Nicola Murphy on The Extinction of the Irish Language and the Flaws in the Education System
The Irish language is alive in the same way tigers survive in the captivity of zoos.
I believe the Irish language is falling into extinction. Almost 60% of the Irish population have absolutely no capability to speak Irish, and a quarter of those who can said in the last census that they rarely ever do. This means that 85% of our population never speak our native language outside of the education system. Gaelige is far from thriving in our country.
One of the main catalysts for this is our flawed education system. In the junior cycle very little emphasis is put on spoken Irish. While I was in junior cycle I always thought this was great and alleviated a lot of pressure but looking back now I can see how much of a positive impact it could have had on my schoolwork this year. I know in my own school at senior level we are bordering on having more students taking ordinary level than higher level Irish. This is not all because of people having difficulties with the subject; a large number of students have just decided Irish is not a necessity. When it comes to choosing a subject to drop to relieve some pressure Irish is the obvious choice. It’s not needed for the majority of college courses; unlike a European language it’s rarely ever going to be useful at a later stage. Also there’s so much learning to be done with all the literature and oral work, it consumes a large amount of time which could be spent on other subjects.

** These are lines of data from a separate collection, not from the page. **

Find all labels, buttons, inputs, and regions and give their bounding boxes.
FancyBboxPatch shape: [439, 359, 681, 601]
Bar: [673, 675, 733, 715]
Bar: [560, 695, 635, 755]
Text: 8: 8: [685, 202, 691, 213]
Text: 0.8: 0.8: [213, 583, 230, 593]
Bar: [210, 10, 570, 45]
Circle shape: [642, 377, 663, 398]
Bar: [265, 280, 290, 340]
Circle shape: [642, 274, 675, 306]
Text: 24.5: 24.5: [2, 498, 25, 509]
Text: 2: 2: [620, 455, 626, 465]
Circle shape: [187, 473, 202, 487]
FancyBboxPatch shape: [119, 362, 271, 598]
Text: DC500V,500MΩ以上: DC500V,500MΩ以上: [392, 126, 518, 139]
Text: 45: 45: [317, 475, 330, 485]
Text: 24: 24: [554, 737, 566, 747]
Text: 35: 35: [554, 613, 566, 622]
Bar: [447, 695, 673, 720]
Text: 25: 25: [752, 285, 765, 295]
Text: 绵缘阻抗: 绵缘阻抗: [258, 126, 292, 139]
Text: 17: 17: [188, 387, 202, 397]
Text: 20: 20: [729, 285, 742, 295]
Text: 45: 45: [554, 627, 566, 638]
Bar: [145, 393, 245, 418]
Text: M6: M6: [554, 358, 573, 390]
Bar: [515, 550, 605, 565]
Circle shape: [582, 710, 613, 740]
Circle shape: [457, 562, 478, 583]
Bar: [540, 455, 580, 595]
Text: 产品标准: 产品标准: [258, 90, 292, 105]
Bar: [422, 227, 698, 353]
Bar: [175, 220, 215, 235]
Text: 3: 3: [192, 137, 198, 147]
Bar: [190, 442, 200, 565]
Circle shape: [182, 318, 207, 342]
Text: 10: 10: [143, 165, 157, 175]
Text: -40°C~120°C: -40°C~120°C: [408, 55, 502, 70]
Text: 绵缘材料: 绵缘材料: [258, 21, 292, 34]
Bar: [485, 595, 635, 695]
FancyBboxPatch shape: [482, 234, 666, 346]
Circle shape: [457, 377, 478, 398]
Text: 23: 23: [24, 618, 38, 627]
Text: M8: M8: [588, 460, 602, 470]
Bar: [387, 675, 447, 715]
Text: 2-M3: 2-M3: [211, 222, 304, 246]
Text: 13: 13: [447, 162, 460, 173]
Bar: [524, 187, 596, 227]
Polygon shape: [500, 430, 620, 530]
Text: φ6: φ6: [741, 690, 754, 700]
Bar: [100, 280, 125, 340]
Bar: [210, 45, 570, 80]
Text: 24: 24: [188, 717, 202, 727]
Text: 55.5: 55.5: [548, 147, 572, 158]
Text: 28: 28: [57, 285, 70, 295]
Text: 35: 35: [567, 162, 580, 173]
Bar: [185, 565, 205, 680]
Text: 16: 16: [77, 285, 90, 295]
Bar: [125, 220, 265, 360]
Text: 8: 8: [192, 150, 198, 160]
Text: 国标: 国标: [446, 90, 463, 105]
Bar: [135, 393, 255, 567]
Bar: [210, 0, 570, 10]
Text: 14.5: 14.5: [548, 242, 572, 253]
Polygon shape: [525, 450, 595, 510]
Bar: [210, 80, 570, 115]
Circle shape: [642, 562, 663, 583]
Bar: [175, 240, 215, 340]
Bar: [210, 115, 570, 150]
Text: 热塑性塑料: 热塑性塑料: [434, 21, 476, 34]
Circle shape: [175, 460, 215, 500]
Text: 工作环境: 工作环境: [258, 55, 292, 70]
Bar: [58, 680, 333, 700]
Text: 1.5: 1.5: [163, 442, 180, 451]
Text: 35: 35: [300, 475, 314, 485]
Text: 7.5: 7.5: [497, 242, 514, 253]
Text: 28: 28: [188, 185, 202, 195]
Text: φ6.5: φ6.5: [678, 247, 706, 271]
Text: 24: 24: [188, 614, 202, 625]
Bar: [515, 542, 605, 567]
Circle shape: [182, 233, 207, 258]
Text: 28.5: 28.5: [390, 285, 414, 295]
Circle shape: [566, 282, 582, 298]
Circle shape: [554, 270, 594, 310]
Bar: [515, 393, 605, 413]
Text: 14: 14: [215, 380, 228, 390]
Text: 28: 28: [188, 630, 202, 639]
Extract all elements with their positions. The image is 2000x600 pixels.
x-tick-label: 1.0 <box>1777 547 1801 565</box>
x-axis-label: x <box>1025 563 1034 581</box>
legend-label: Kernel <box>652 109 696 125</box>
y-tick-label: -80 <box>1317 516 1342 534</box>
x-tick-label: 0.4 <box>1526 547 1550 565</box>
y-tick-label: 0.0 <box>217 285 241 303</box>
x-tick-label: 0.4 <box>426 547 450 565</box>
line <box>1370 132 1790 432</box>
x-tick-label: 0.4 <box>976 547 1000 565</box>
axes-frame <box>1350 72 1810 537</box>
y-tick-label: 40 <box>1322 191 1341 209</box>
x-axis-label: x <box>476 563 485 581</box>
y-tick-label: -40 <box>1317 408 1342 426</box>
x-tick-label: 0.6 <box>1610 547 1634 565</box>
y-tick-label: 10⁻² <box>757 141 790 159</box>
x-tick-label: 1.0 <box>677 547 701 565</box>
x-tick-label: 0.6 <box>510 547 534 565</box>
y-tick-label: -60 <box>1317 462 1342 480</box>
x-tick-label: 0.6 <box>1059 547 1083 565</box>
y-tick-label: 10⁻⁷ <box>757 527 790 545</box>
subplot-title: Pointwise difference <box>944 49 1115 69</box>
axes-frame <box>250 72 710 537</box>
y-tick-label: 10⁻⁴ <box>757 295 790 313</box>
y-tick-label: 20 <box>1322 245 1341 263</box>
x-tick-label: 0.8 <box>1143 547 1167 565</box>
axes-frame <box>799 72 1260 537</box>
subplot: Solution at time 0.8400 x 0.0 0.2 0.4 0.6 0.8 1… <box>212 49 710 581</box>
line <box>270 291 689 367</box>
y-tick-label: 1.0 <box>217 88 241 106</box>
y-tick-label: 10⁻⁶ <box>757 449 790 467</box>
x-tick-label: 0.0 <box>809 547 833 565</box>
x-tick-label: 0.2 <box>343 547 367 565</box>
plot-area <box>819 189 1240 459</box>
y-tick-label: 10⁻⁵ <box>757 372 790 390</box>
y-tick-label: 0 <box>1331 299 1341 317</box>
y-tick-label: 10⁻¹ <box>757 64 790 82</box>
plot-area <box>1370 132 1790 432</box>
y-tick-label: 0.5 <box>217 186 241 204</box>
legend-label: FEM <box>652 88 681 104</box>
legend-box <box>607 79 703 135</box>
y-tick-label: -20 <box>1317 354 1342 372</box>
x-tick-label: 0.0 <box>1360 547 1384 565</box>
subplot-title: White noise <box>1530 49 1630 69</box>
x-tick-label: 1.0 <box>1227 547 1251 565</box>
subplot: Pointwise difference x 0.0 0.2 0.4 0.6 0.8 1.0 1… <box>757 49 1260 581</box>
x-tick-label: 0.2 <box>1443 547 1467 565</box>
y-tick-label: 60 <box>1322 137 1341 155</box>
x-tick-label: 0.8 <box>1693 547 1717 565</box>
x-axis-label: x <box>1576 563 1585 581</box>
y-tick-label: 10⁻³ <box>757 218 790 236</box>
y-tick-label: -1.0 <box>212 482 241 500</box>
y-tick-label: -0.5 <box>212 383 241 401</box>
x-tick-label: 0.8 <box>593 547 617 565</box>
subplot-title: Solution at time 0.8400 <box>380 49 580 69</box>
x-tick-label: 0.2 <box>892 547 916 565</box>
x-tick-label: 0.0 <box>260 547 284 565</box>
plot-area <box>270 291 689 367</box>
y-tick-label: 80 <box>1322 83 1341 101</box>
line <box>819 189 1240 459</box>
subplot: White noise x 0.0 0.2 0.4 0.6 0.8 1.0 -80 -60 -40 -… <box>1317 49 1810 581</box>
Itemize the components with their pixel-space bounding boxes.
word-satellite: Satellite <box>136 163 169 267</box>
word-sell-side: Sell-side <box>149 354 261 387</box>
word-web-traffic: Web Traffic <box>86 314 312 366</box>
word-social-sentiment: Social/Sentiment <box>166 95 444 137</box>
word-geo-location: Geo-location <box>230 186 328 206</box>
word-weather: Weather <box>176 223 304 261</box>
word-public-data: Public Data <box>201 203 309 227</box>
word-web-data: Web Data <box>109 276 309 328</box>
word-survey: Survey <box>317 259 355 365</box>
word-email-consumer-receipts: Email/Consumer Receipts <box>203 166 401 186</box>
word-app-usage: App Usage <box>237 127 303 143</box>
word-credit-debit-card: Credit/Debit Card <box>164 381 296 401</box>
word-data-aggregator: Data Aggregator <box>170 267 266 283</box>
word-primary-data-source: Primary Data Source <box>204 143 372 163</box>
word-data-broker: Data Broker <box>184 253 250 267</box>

The fact that it is compulsory in schools doesn’t help it much either. Sure it makes it seem as though it’s keeping the language alive but the majority of students will never speak Irish again after their leaving certs. This is where the tigers come into it. The extinction of tigers is avoided by keeping and breeding them in captivity. Few will be left in the wild. Irish is ‘kept alive’ in schools and Gaeltachts but few Irish speakers exist outside of these areas and over 30% of those living in Gaeltachts can’t speak Irish.
The Irish language is fighting a losing battle. The amount of people speaking Irish is steadily dropping. Only 1.8% of our population speak Irish everyday outside of the education system, this demonstrates just how endangered the language is. As hard as it might be to accept and as much as we may wish to deny it, the Irish language is becoming a dead language. A relic of a lost culture.